The work of a couple in the bridal chamber is intimate work. Done well, there is exposure, mutual acceptance, exploration, trial and error, risk, vulnerability, touch, taste, smell, laughter, embarrassment, fulfillment. Bodies do some amazing, embarrassing, hilarious, magical and confusing things. Bodies even do some things which seem to stop the planet form spinning,or briefly speed it up.
The animal kingdom, so say the scientists, is a place of present moment. Animals seem not to think much in future or past. Humans, on the other hand, have the capacity to imagine. We close our eyes and the eighty year old widow can summon her bridal night. She can imagine the event (even if it needs, perhaps, some embellishment.) We can use our imaginations to wonder about the future, re-write the past, or even create a new world or experience. But I wonder why God allowed imagination. Science tells us it serves the purpose of problem solving.

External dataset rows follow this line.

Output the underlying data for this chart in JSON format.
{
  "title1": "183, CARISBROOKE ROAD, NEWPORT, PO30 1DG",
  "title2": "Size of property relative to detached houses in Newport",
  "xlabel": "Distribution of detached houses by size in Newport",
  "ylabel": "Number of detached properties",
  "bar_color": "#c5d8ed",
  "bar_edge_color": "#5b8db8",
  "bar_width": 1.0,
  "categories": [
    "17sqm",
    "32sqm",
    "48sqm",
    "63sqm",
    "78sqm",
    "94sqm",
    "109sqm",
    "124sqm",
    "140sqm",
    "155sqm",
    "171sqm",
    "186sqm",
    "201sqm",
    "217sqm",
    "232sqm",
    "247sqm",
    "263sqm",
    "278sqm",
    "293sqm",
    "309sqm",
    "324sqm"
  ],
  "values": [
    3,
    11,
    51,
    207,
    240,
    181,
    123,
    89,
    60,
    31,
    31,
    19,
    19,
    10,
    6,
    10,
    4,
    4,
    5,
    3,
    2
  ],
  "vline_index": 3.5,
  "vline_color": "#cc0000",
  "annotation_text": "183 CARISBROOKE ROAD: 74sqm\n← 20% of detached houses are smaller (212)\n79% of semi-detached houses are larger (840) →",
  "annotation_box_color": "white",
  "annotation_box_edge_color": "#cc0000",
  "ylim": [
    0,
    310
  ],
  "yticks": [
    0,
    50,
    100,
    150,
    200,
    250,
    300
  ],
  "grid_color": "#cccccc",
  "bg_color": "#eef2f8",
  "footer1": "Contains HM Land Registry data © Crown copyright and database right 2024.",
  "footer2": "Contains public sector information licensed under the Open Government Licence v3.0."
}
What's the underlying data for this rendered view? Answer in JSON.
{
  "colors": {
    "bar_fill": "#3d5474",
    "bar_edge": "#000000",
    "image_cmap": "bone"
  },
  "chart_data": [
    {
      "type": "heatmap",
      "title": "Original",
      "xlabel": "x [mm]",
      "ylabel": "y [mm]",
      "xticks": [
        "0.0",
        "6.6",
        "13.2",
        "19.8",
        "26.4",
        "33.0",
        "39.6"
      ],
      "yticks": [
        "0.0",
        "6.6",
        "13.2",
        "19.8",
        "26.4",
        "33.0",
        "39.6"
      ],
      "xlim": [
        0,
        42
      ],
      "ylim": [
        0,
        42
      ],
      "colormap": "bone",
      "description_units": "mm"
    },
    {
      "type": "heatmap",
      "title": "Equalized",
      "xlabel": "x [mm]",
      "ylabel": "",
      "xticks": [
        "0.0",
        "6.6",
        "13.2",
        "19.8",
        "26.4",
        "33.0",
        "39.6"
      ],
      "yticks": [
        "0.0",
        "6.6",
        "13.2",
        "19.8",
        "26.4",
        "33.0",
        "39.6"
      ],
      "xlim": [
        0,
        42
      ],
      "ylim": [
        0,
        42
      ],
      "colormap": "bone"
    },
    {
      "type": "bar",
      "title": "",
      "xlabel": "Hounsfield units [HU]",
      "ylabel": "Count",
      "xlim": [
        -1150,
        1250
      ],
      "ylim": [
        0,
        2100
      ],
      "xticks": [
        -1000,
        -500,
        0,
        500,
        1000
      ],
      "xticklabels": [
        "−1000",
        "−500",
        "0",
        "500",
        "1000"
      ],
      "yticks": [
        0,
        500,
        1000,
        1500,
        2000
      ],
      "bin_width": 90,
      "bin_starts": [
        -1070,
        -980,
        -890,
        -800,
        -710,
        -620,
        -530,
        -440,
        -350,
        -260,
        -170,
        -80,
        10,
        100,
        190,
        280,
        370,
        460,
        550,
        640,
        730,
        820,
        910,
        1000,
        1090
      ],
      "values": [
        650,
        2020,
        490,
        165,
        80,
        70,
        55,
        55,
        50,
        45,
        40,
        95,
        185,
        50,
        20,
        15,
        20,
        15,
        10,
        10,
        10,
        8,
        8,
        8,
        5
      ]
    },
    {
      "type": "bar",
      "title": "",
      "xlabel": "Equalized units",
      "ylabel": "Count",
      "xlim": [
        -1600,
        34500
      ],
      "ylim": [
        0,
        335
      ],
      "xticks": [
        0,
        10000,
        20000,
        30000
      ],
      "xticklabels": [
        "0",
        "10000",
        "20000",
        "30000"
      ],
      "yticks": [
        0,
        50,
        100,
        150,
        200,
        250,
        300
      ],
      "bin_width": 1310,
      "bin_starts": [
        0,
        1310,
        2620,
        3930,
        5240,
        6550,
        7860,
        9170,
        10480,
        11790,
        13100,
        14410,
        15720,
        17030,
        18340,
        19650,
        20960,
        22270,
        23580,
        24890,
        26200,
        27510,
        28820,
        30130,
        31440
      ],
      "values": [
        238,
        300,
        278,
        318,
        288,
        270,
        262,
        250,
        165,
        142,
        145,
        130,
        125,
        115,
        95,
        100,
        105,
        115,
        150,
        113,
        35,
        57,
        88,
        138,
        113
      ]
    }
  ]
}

What of the problem of being separated from our lover? What if our imagination was a gift so that we could imagine Jesus? What if the rules and regulations the church has developed could be shattered in one fell swoop with our imaginations welcoming Jesus today as bridegroom – the One who comes for us – the One who will not leave us behind – the one who desires union with us?
This icon, The Bridegroom or O Nymphios in Greek, is an icon of intimacy; and so are these three days. Miss that and you have turned the rest of the week from purple to tan. These three days are the mystic’s delight. They are days of longing, willing exposure and the divine assurance of commitment. And we all have a mini-mystic inside us. Monks and clergy will sometimes posture exclusivity where little or none exists. Mysticism is the gift of any and all who choose to go that far deep into the dark intimacy of proximity with Jesus – a proximity which is the entire point of the incarnation. The mystic is willing to kiss not an icon, but an abdomen.
In spiritual direction, I often coach the use of imagination and it often ends in tears – for both of us. Today you might sit with this image from the O Nymphios icon. What would it be like to get close to the Bridegroom? What if Jesus were not way up there past the steps, past the choir, past the railing, past the priest, past the little metal box in the little metal safe? What if the controls were dropped? What if even cloth were drawn back to expose the vulnerability of the divine gut? No cloth, no bones even. Just soft gut. The soft gut of a Savior who exposes it to be punched by guards and kissed by Brides.
We do not realize how much we want the Bridegroom to come to the chamber and be with us. And when we do think on it, we feel scandalized by a sexually repressed society of which the church is a product if not a designer. Nor do we realize how painful it is to have Jesus removed to the cross once we have allowed ourselves to get that close- that intimate. Or we self-anesthetize the event by being busy today… “Not tonight dear, I have a headache.” Jesus comes to us as the Bridegroom. What is your response? Can you stay with the tension in the bridal chamber? Can you look at the abdomen and welcome God as flesh? Can you let that change your life? Not less sinning. Less posturing.